Bleues: la France vers l’Estonie et au-delà

Les joueuses de l’équipe de France, lors d’un match amical contre l’Angleterre à Caen, le 9 avril 2021
Par Jeremy TALBOT / © 2021 AFP

Amoindrie par de multiples absences, l’équipe de France reçoit la peu cotée Estonie vendredi (21h10) à Créteil en qualifications pour la Coupe du monde 2023, l’occasion pour Corinne Diacre de “préparer” l’Euro-2022 en poursuivant sa revue d’effectif.

Les Bleues n’auront pas à forcer contre la 105e équipe au classement Fifa, rangée entre les îles Cook et la Lituanie, incapable d’inscrire le moindre but en huit rencontres officielles disputées en 2020 et 2021, et à qui elles ont infligé la pire défaite de son histoire (12-0) il y a douze ans au Havre.

“Ce qui va compter pour nous c’est de bien démarrer le match, être efficace et aller chercher ces trois points pour continuer notre route”, a lancé jeudi la sélectionneuse Corinne Diacre, soucieuse de “ne sous-estimer aucun adversaire”.

Le message a bien été entendu dans le vestiaire, notamment du côté d’Aïssatou Tounkara. “Chaque équipe a des atouts”, développe la défenseure auprès de l’AFP. “C’est à nous de rendre le match facile et, peu importe le niveau de l’adversaire, mettre en place ce qu’on a travaillé dans la semaine à Clairefontaine.”

Au stade Dominique-Duvauchelle, où 4.000 spectateurs sont attendus, la joueuse de l’Atlético Madrid devrait honorer sa 26e sélection et, à 26 ans, faire office de cadre dans une équipe tricolore encore orpheline de plusieurs figures marquantes, blessées ou non convoquées.

Cadres absentes

La sélectionneuse s’est de nouveau passée des expérimentées Amandine Henry et Eugénie Le Sommer, par choix, et doit composer avec le forfait sur blessure des autres Lyonnaises Griedge Mbock, Amel Majri et Wendie Renard, à qui elle a redonné le brassard de capitaine le mois dernier.

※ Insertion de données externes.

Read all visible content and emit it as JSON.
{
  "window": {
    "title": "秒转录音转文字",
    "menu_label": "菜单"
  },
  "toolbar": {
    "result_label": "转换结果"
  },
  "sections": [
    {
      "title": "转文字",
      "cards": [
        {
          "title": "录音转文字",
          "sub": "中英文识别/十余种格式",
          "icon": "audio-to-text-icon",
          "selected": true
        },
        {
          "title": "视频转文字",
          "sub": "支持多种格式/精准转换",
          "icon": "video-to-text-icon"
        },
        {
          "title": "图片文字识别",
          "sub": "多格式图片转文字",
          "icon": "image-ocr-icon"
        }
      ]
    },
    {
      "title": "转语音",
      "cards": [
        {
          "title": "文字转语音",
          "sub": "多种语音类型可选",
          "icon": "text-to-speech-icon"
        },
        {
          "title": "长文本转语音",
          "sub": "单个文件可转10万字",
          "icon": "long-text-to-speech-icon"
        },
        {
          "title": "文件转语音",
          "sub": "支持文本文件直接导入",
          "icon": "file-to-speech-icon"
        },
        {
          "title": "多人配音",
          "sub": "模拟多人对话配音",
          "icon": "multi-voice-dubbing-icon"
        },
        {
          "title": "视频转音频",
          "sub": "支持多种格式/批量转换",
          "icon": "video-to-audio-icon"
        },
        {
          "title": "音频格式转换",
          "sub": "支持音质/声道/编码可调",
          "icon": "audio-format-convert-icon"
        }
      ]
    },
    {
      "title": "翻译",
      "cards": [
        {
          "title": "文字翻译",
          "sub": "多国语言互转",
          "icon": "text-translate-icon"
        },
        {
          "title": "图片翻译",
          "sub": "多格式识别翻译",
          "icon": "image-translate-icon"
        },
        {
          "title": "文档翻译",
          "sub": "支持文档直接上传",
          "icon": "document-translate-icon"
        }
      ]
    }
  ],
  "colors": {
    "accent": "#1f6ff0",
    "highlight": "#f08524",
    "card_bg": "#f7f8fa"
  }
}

“On est dans l’adaptation en permanence”, constate Diacre. “Il faut trouver d’autres choses, d’autres automatismes, d’autres combinaisons, d’autres formules, pour ne pas être en difficulté” quand des titulaires habituelles manquent à l’appel.

La milieu du Paris SG Kheira Hamraoui (31 ans, 36 sélections), rappelée après deux ans et demi d’absence, a également été contrainte de jeter l’éponge au premier jour du rassemblement, touchée à un mollet.

Dans ce contexte, Diacre pourra profiter de la réception de l’Estonie, puis du déplacement lointain au Kazakhstan mardi, pour observer des internationales pas ou peu capées.

“Aujourd’hui certaines joueuses manquent d’expérience, mais si on ne leur donne pas de temps de jeu elles n’en acquerront jamais. C’est peut-être aussi le bon moment pour lancer quelques jeunes, j’y suis favorable”, a-t-elle déclaré au moment de dévoiler sa liste.

“Rien n’est figé”

Hawa Cissoko (24 ans, 2 sél.), la défenseure de West Ham convoquée en avril 2019 pour la dernière fois, est ainsi dans les starting-blocks, comme les Rémoises Naomie Feller (19 ans, première convocation) et Kessya Bussy (20 ans, 2 sél.), deuxième meilleure buteuse du Championnat de France derrière la Parisienne Marie-Antoinette Katoto.

“Il y a quand même une certaine hiérarchie mais, tout comme le principe de sélection, rien n’est figé, tout peut arriver”, a assuré Diacre, questionnée sur la possibilité offerte aux nouvelles de gagner une place de titulaire.

“L’idée c’est que chaque joueuse qui arrive ou revient s’approprie le projet de jeu très rapidement pour mettre son talent et son expérience au service de l’équipe de France”, résume la technicienne, rappelant le “double” objectif des Bleues: “à la fois se qualifier pour la Coupe du monde et se préparer pour le Championnat d’Europe au mois de juillet prochain”.

Après ses succès initiaux en Grèce (10-0) et en Slovénie (3-2), l’équipe de France occupe la première place de son groupe à égalité de points avec le pays de Galles. L’Estonie et le Kazakhstan ferment la marche après deux défaites.